Reflections on Rom 7:7-25 – Part 4

Reflections on Rom 7:7-25 – Part 4 June 3, 2014

Thesis 4: Rom 7:7-25 is an “Open” Text

I want to suggest here that a little dose of reader-response criticism might actually be helpful for understanding this passage. Since Paul does not explicitly nominate the identity of the speaker in the speech, the identity of the “I” remains quite “open,” perhaps deliberately. The open-endedness of the speaker’s identity explains precisely why so many divergent interpretations have arisen over the centuries. Let us remember that if postmodern literary theorists have taught us anything it is that meaning is a matter of context. One’s own experiences and one’s own literary repertoire will inevitably shape how we identify the “I” in the text. Modern readers of Rom 7:7-25, therefore, could quite naturally and quite reasonably project a whole host of experiences and persons into the biographical narration of the passage. A Muslim reading the passage might think of themselves as powerless in their inability to obey the Qur’an and thankfully see Jesus Christ as the one who rescues them from shame and condemnation. An atheist may be forced to see themselves as one controlled by their own primal and perverted impulses and completely unable to escape from it even through the best humanist philosophy.
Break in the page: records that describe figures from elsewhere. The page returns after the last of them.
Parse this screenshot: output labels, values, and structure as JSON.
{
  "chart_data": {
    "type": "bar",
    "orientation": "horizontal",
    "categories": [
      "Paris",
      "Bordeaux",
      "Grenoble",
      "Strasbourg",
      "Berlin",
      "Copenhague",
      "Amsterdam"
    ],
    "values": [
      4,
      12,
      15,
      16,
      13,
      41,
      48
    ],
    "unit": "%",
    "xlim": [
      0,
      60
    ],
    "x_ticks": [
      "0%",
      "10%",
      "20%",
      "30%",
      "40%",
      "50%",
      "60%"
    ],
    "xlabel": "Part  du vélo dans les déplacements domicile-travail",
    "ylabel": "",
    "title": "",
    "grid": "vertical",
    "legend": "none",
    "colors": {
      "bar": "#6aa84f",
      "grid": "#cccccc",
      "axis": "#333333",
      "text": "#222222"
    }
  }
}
A Jewish reader might be led to remember how, after their bar mitzvah or bat mitzvah, they soon felt the lure of sexual temptation and struggled to contain it. A Buddhist could understand the passage as teaching the slavery of the self to “desire” and their inability to follow the noble eightfold path. That is not to say that the text is just a mirror and it reflects only we project upon it. Rom 7:7-25 does give us a few clues about the speaker’s identity, esp. the reference to the tenth commandment. However, in the providence of God and through the power of Scripture, the Holy Spirit is able to speak to people in multiple contexts precisely because of not in spite of the “open” nature of some biblical texts.